Drs. Alberto Bartesaghi and Mario Borgnia Have Major Breakthrough in Cryo-Electron Tomography

Drs. Alberto Bartesaghi and Mario Borgnia Have Major Breakthrough in Cryo-Electron Tomography

Their collaboration lasted roughly a year and a half, meeting weekly to perfect what would be a breakthrough in cryo-electron tomography (ET). Dr. Alberto Bartesaghi, Associate Professor in Biochemistry and Computer Science at Duke University and Dr. Mario Borgnia, Director of the Cryo-EM Core at the NIEHS were on a mission to render a hi-resolution, 3D image of the tiniest of proteins. Current microscopic techniques weren’t practical—data collection was too slow and when sped up, produced poor resolution. 

The principle by which cryo-ET visualizes proteins inside cells is similar to a CT Scan. But alike in their outcome, they are opposite in how they get there. With a CT Scan, the detector moves, taking images from multiple views. In cryo-ET, the detector remains fixed, and the plate where the sample sits rotates. Jonathan Bouvette, a postdoc in the Borgnia Lab, wrote the computer code that tells the microscope to take multiple images at different degrees of plate tilt, and Hsuan-Fu Liu, a PhD student in the Bartesaghi Lab, developed the computational algorithms to obtain the high-resolution structures. 

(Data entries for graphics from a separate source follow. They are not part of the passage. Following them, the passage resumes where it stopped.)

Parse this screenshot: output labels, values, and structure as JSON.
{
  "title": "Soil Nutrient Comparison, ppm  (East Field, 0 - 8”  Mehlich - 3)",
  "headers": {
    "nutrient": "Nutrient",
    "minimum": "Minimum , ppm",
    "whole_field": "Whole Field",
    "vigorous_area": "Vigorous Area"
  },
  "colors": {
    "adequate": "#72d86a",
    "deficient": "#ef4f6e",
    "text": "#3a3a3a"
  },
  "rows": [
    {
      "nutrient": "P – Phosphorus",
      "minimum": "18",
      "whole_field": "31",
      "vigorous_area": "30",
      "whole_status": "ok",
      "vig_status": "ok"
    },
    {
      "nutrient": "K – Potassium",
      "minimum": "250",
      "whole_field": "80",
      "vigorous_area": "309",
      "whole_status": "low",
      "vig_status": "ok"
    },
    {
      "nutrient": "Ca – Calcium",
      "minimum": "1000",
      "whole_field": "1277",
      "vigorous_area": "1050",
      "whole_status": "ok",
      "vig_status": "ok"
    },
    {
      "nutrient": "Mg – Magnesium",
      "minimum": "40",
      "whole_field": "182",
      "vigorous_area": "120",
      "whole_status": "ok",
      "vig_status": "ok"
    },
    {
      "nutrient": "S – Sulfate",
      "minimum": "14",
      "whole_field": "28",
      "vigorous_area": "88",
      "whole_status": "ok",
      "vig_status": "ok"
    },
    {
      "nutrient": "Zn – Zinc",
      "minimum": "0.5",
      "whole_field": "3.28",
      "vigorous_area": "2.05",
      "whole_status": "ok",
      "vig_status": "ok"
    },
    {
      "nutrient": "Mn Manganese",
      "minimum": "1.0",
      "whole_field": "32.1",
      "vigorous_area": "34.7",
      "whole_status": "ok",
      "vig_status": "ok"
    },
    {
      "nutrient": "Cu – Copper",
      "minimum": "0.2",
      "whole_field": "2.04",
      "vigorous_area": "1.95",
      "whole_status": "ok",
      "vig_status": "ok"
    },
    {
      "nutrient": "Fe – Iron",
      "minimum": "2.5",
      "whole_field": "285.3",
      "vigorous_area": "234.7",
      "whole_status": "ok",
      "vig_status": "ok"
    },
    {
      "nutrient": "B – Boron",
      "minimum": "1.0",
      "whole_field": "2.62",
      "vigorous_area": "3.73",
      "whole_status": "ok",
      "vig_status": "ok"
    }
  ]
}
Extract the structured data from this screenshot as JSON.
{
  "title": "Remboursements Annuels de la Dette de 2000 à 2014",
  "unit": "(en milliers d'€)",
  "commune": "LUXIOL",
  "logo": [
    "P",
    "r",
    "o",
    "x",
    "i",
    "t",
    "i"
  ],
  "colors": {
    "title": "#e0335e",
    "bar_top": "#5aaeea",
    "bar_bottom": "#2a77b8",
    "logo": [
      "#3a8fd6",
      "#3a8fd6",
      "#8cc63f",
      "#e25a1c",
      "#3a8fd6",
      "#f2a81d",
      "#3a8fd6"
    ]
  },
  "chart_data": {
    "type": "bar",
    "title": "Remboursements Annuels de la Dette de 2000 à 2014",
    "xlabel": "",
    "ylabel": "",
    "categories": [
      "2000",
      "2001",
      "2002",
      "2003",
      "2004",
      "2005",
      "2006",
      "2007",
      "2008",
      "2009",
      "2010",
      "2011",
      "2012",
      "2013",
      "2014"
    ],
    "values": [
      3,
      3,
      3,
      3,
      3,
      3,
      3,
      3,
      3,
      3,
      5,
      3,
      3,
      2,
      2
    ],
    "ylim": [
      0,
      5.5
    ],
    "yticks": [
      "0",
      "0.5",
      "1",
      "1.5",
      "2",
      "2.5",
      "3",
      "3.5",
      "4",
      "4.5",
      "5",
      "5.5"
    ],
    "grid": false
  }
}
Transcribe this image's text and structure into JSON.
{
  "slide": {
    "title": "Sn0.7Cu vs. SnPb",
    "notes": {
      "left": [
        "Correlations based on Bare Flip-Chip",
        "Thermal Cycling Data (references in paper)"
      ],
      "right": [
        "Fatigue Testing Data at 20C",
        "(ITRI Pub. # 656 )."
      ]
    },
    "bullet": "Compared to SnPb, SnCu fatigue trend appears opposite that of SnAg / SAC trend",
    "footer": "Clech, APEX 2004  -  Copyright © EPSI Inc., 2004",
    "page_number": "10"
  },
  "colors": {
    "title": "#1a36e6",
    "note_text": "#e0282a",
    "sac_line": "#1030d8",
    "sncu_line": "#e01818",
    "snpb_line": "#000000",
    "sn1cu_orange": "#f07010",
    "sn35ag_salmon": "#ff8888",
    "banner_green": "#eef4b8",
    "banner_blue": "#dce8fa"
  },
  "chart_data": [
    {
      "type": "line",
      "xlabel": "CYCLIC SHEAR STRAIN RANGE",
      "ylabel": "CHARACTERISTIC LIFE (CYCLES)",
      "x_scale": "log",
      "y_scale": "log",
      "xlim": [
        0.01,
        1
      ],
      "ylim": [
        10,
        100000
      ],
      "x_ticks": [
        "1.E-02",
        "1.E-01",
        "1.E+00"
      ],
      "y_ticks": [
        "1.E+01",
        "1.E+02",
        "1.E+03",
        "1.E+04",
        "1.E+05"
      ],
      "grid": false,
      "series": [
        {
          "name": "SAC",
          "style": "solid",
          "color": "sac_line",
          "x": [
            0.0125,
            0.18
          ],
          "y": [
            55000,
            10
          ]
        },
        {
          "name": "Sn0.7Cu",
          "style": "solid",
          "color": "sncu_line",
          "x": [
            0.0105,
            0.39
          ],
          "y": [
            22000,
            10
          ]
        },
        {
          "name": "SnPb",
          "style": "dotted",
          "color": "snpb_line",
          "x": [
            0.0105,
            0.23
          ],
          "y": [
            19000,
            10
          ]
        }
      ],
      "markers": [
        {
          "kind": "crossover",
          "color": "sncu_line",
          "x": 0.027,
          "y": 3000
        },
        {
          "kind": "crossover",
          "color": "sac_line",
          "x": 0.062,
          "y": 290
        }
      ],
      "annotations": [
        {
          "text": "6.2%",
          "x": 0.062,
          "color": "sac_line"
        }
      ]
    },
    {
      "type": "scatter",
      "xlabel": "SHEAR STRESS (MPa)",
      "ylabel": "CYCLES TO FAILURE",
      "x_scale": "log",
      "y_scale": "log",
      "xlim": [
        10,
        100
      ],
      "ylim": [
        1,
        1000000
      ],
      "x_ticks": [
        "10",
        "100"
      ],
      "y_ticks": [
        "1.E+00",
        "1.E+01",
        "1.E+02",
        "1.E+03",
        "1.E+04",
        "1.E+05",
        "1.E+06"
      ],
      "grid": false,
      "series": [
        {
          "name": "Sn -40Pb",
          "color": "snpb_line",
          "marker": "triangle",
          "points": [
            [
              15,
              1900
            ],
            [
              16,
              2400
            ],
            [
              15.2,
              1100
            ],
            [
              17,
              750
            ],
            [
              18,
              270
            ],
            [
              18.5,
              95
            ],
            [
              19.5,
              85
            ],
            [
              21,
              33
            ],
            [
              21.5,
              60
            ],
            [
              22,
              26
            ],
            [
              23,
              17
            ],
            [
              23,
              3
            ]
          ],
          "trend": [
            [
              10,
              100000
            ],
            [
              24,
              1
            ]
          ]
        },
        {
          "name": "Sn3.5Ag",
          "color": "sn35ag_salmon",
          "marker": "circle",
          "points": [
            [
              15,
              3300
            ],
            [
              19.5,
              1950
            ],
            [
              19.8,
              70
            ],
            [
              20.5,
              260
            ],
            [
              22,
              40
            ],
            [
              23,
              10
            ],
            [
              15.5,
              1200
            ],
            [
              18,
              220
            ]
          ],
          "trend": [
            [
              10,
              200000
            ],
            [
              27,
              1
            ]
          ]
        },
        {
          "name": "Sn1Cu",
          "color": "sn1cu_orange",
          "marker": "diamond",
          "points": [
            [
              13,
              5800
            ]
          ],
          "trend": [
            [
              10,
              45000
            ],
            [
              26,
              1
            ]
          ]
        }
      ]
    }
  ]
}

There are three reasons their discovery, published this month in Nature Communications, is exciting for future research and the cryo-ET community—they scanned the smallest sample ever, in the shortest time ever, at the highest quality ever. Since the majority of biomedically relevant targets are small proteins, solving their structure within the native cell environment is critically important to future drug design. And speeding up data collection by reducing the number of days it takes to render a 3D image from ten to one not only saves time and resources but makes structural studies of drug targets under natural conditions possible.